More than 500 scientists have been proposed for fellowships of the elite academic institution, the Royal Society, this year. There is nothing unusual about that, or about the fact that only 44 names have made it on to the short list recommended by the society's ruling council. What does seem curious is that only one of the unsuccessful names was made public last week, and it is that of a controversial woman scientist who has been critical of the Royal Society in the past because it has so few female fellows.

The rejection of Baroness Greenfield, Professor of Pharmacology at Oxford University and first female director of the Royal Institution, was confirmed by a spokesman. Indeed, it now transpires that Susan Greenfield may have been rejected as early as January, a month before her candidacy was leaked and prompted a whispering campaign against her. Speaking under the cover of anonymity, senior fellows questioned her academic credentials, suggesting that some of their colleagues were prepared to resign from the society over her candidacy and even that Sir Isaac Newton "would turn in his grave" if she were elected.

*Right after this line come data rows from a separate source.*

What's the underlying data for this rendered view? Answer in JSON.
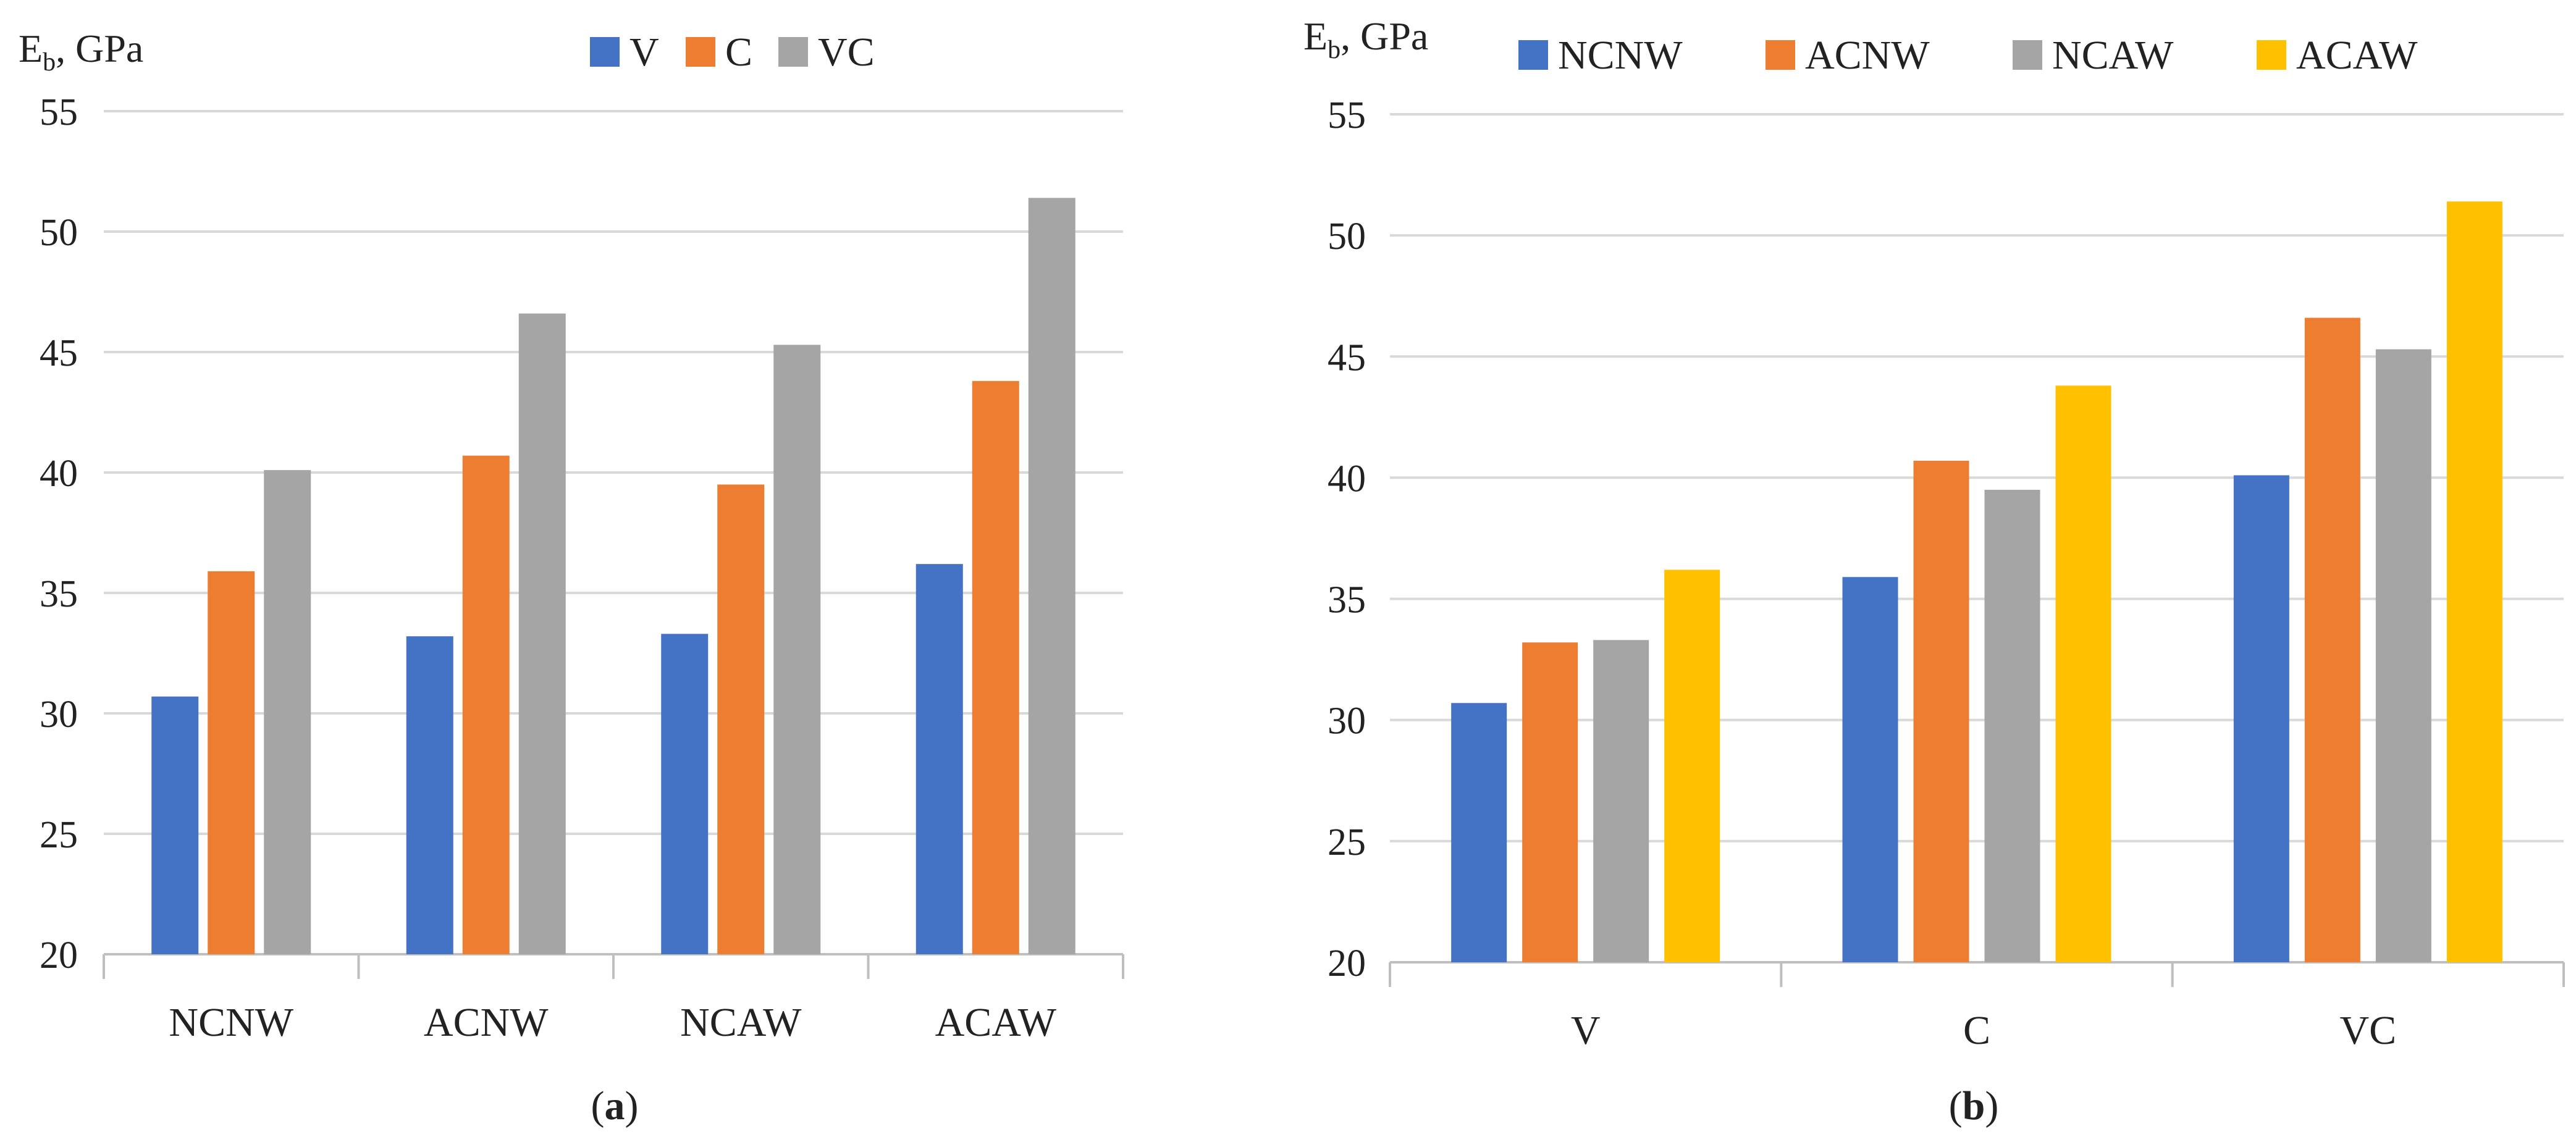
{
  "colors": {
    "V": "#4472C4",
    "C": "#ED7D31",
    "VC": "#A5A5A5",
    "NCNW": "#4472C4",
    "ACNW": "#ED7D31",
    "NCAW": "#A5A5A5",
    "ACAW": "#FFC000",
    "grid": "#D9D9D9",
    "axis": "#BFBFBF"
  },
  "chart_data": [
    {
      "id": "a",
      "type": "bar",
      "panel_label": "a",
      "ylabel_main": "E",
      "ylabel_sub": "b",
      "ylabel_unit": ", GPa",
      "categories": [
        "NCNW",
        "ACNW",
        "NCAW",
        "ACAW"
      ],
      "series": [
        {
          "name": "V",
          "values": [
            30.7,
            33.2,
            33.3,
            36.2
          ]
        },
        {
          "name": "C",
          "values": [
            35.9,
            40.7,
            39.5,
            43.8
          ]
        },
        {
          "name": "VC",
          "values": [
            40.1,
            46.6,
            45.3,
            51.4
          ]
        }
      ],
      "ylim": [
        20,
        55
      ],
      "yticks": [
        "20",
        "25",
        "30",
        "35",
        "40",
        "45",
        "50",
        "55"
      ],
      "grid": true,
      "legend_position": "top"
    },
    {
      "id": "b",
      "type": "bar",
      "panel_label": "b",
      "ylabel_main": "E",
      "ylabel_sub": "b",
      "ylabel_unit": ", GPa",
      "categories": [
        "V",
        "C",
        "VC"
      ],
      "series": [
        {
          "name": "NCNW",
          "values": [
            30.7,
            35.9,
            40.1
          ]
        },
        {
          "name": "ACNW",
          "values": [
            33.2,
            40.7,
            46.6
          ]
        },
        {
          "name": "NCAW",
          "values": [
            33.3,
            39.5,
            45.3
          ]
        },
        {
          "name": "ACAW",
          "values": [
            36.2,
            43.8,
            51.4
          ]
        }
      ],
      "ylim": [
        20,
        55
      ],
      "yticks": [
        "20",
        "25",
        "30",
        "35",
        "40",
        "45",
        "50",
        "55"
      ],
      "grid": true,
      "legend_position": "top"
    }
  ]
}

They don't like her much, do they. I myself have heard disparaging remarks about her from some of her colleagues, who dismiss her as a talented self-publicist. (This is a highly competitive milieu, remember, in which women are pushy and men are merely ambitious.) Her critics claim she is a populariser rather than an innovator, although other people who have promoted science, such as David Attenborough, have been elected. In any case, Greenfield has served on the society's council for the public understanding of science and been awarded its Faraday medal, and she holds the Légion d'honneur, all of which seems pretty distinguished to me.

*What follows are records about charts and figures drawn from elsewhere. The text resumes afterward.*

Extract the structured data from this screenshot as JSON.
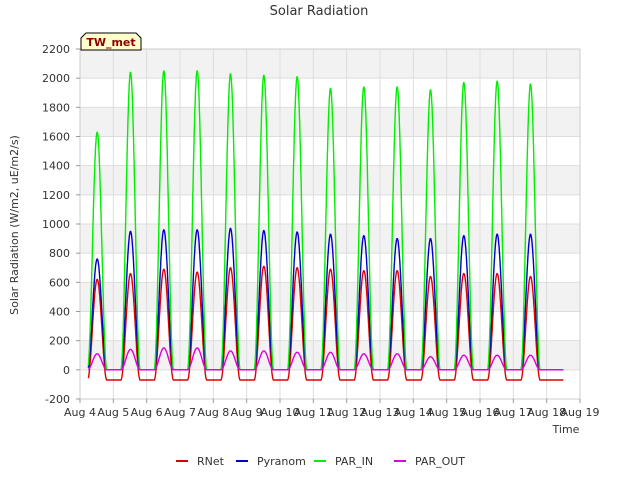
{
  "chart_data": {
    "type": "line",
    "title": "Solar Radiation",
    "xlabel": "Time",
    "ylabel": "Solar Radiation (W/m2, uE/m2/s)",
    "station_label": "TW_met",
    "xlim": [
      4,
      19
    ],
    "ylim": [
      -200,
      2200
    ],
    "x_ticks": [
      {
        "value": 4,
        "label": "Aug 4"
      },
      {
        "value": 5,
        "label": "Aug 5"
      },
      {
        "value": 6,
        "label": "Aug 6"
      },
      {
        "value": 7,
        "label": "Aug 7"
      },
      {
        "value": 8,
        "label": "Aug 8"
      },
      {
        "value": 9,
        "label": "Aug 9"
      },
      {
        "value": 10,
        "label": "Aug 10"
      },
      {
        "value": 11,
        "label": "Aug 11"
      },
      {
        "value": 12,
        "label": "Aug 12"
      },
      {
        "value": 13,
        "label": "Aug 13"
      },
      {
        "value": 14,
        "label": "Aug 14"
      },
      {
        "value": 15,
        "label": "Aug 15"
      },
      {
        "value": 16,
        "label": "Aug 16"
      },
      {
        "value": 17,
        "label": "Aug 17"
      },
      {
        "value": 18,
        "label": "Aug 18"
      },
      {
        "value": 19,
        "label": "Aug 19"
      }
    ],
    "y_ticks": [
      -200,
      0,
      200,
      400,
      600,
      800,
      1000,
      1200,
      1400,
      1600,
      1800,
      2000,
      2200
    ],
    "grid": true,
    "legend_position": "bottom",
    "daily_peak_dates": [
      "Aug 4",
      "Aug 5",
      "Aug 6",
      "Aug 7",
      "Aug 8",
      "Aug 9",
      "Aug 10",
      "Aug 11",
      "Aug 12",
      "Aug 13",
      "Aug 14",
      "Aug 15",
      "Aug 16",
      "Aug 17"
    ],
    "series": [
      {
        "name": "RNet",
        "color": "#dd0000",
        "daily_peak": [
          620,
          660,
          690,
          670,
          700,
          710,
          700,
          690,
          680,
          680,
          640,
          660,
          660,
          640
        ],
        "night_value": -70
      },
      {
        "name": "Pyranom",
        "color": "#0000cc",
        "daily_peak": [
          760,
          950,
          960,
          960,
          970,
          955,
          945,
          930,
          920,
          900,
          900,
          920,
          930,
          930
        ],
        "night_value": 0
      },
      {
        "name": "PAR_IN",
        "color": "#00ee00",
        "daily_peak": [
          1630,
          2040,
          2050,
          2050,
          2030,
          2020,
          2010,
          1930,
          1940,
          1940,
          1920,
          1970,
          1980,
          1960
        ],
        "night_value": 0
      },
      {
        "name": "PAR_OUT",
        "color": "#dd00dd",
        "daily_peak": [
          110,
          140,
          150,
          150,
          130,
          130,
          120,
          120,
          110,
          110,
          90,
          100,
          100,
          100
        ],
        "night_value": 0
      }
    ]
  }
}
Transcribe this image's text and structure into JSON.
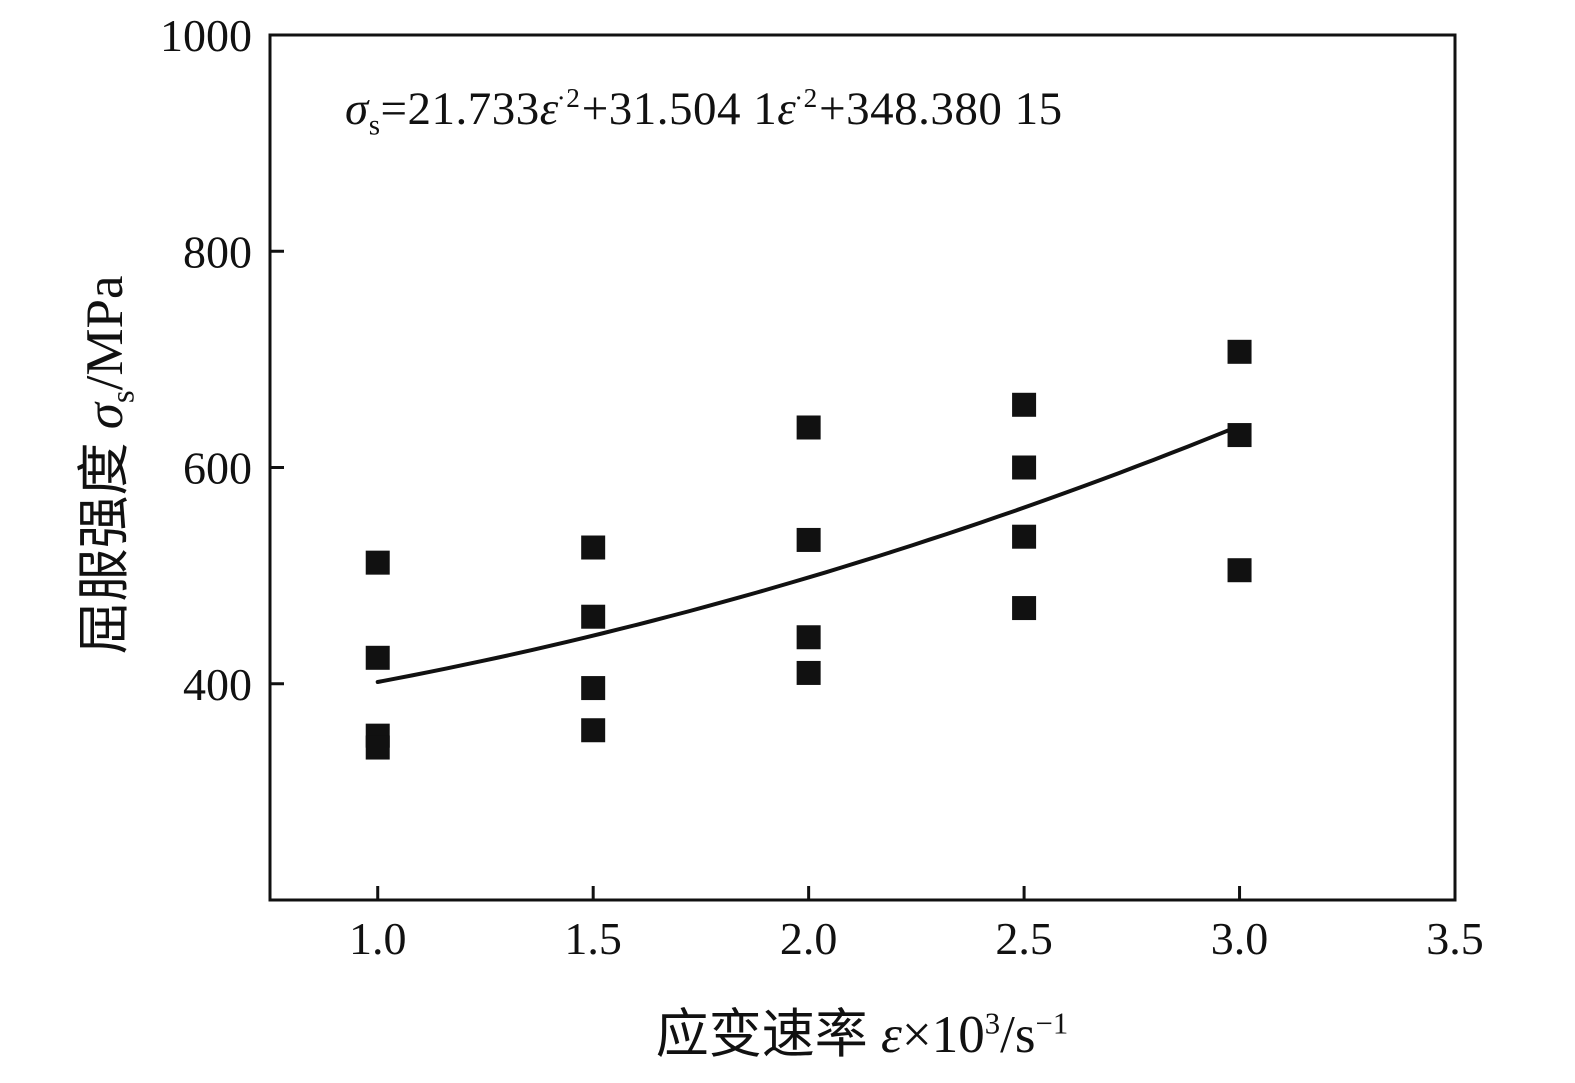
{
  "chart_data": {
    "type": "scatter",
    "title": "",
    "xlabel": "应变速率 ε×10³/s⁻¹",
    "ylabel": "屈服强度 σs/MPa",
    "annotation": "σs=21.733ε̇²+31.504 1ε̇²+348.380 15",
    "xlim": [
      0.75,
      3.5
    ],
    "ylim": [
      200,
      1000
    ],
    "xticks": [
      1.0,
      1.5,
      2.0,
      2.5,
      3.0,
      3.5
    ],
    "xtick_labels": [
      "1.0",
      "1.5",
      "2.0",
      "2.5",
      "3.0",
      "3.5"
    ],
    "yticks": [
      400,
      600,
      800,
      1000
    ],
    "ytick_labels": [
      "400",
      "600",
      "800",
      "1000"
    ],
    "grid": false,
    "legend": "none",
    "marker": "square",
    "points": [
      [
        1.0,
        512
      ],
      [
        1.0,
        424
      ],
      [
        1.0,
        352
      ],
      [
        1.0,
        341
      ],
      [
        1.5,
        526
      ],
      [
        1.5,
        462
      ],
      [
        1.5,
        396
      ],
      [
        1.5,
        357
      ],
      [
        2.0,
        637
      ],
      [
        2.0,
        533
      ],
      [
        2.0,
        443
      ],
      [
        2.0,
        410
      ],
      [
        2.5,
        658
      ],
      [
        2.5,
        600
      ],
      [
        2.5,
        536
      ],
      [
        2.5,
        470
      ],
      [
        3.0,
        707
      ],
      [
        3.0,
        630
      ],
      [
        3.0,
        505
      ]
    ],
    "fit": {
      "type": "quadratic",
      "coeffs": [
        21.733,
        31.5041,
        348.38015
      ],
      "x_range": [
        1.0,
        3.0
      ]
    },
    "colors": {
      "ink": "#111111",
      "background": "#ffffff"
    }
  },
  "equation": {
    "lhs": "σ",
    "lhs_sub": "s",
    "eq": "=21.733",
    "eps1": "ε",
    "eps1_sup": "·2",
    "mid": "+31.504 1",
    "eps2": "ε",
    "eps2_sup": "·2",
    "tail": "+348.380 15"
  },
  "ylabel_parts": {
    "prefix": "屈服强度 ",
    "symbol": "σ",
    "sub": "s",
    "unit": "/MPa"
  },
  "xlabel_parts": {
    "prefix": "应变速率 ",
    "symbol": "ε",
    "times": "×10",
    "exp": "3",
    "unit": "/s",
    "unit_exp": "−1"
  }
}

Much of the hostility towards her seems to be a matter of style rather than substance, connected with her hair, clothes and appearances in Vogue and Hello!, publications of whose existence serious scientists should presumably be unaware. I am a bit uncomfortable with the way in which she places her private life in the public domain - she talked to the press last year about the breakdown of her marriage to a fellow academic - but I suspect it reflects the dilemma facing any high-profile woman in a culture mesmerised by fame. Margaret Thatcher, who became prime minister 25 years ago this week, did not leave a happy legacy for her sex; imperious and flirtatious by turns, she was undeniably a man's woman, barely pushing the boundaries where gender was concerned.

Thatcher appointed only two women to Cabinet rank during her entire premiership, and the Conservative front bench still reflects the marginalising of women that went on during the years she led the party. She trained as a chemist and a study published last week - by the Athena Project, which is based at the Royal Society - revealed that eminent women scientists and engineers still feel disadvantaged in terms of salary and promotion. Female professors also think they get significantly less support from colleagues, an awkward conclusion for the society in the week that its snubbing of Greenfield became public.

It was recently cleared of sex discrimination by a committee of MPs, even though only 4.3 per cent of its fellows are women - hardly a figure to boast about, even if the proportion has risen to 11 per cent of candidates elected during the past five years. But there is no escaping the fact that Greenfield has been treated very differently from the rest of this year's nominees. She has had to endure leaks, anonymous briefings and public humiliation, and it is hard to avoid the conclusion that she is being punished for not knowing her place.

From Olympe de Gouges and Mary Wollstonecraft in the 18th century to Greenfield in the 21st, strong women have attracted bitchy remarks, spite, envy and mockery. In Greenfield's case, there may also be an element of class - her father was an electrician - and perhaps an undertone of anti-Semitism. A quarter of a century after this country elected its first woman leader, it would be nice to be able to say that women have come a long way. But misogyny is still entrenched at the highest levels of power, even if it is invisible to those who practise it.